Sub County Teachers’ Service Commission (TSC) Director Rael Kipire said any move to demand fees beyond the stipulated amount will discourage parents from taking their children to school hence affecting the transition rate.
Ms. Kipire announced that any teacher found charging more than what the government has directed will be punished accordingly adding that no learner should be sent away for unwarranted fee levies.
“The President in consultation with the Ministry of Education has clear fees guidelines which must be strictly adhered to. A hike in fees is a barrier and that is why some students discontinue their education,” said the TSC Director.
Mrs. Kipire reiterated the government’s commitment in supporting children from vulnerable backgrounds through bursaries thus there is no reason for any school-going-age children to be out of school.
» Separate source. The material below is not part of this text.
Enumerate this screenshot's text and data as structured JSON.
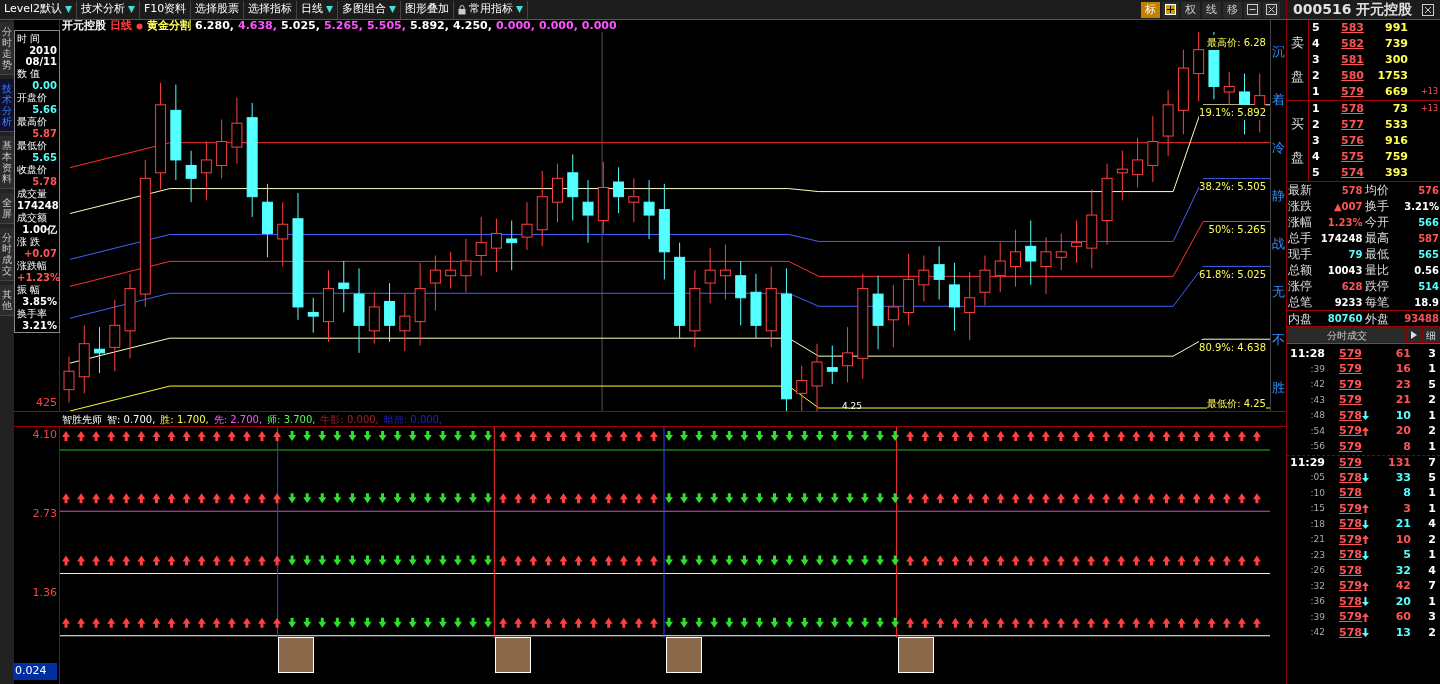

“The government has supported the poor and the needy through bursaries and tuition fees as part of its efforts of ensuring all children get their basic right to quality education. Any TSC member trying to frustrate the move will face disciplinary actions,” she maintained.
Area Children Officer James Anching’a added that the government through the Ministry of Labour and Social Protection has support packages for students from vulnerable backgrounds calling on target groups to show so as to benefit from the kitty.
“We have managed to pay school fees to a tune of Sh1.3 million for 321 needy students from Pokot South. I call upon those from the vulnerable backgrounds to get in touch with the office for government assistance,” urged Anching’a.
He stated that besides the education bursaries, a stipend of Sh 2,000 for each of the vulnerable families is given to cushion them.
During the sub county education stakeholders meeting held at Kabichbich Catholic Parish Hall, a school head challenged parents from the region to hold positive talks about education with their children noting there is a need for a strong partnership between schools and families.
“Low education standards are sometimes as a result of parents building a negative attitude in their children. This should stop with parents taking an active role in their children’s education for improved living standards,” St. Eliza’s Kabichbich Girls headmistress Hellen Rono advised.
Mrs. Rono underscored the value of sensitising parents on the need for enhancing the girl child education instead of marrying them off at an early age.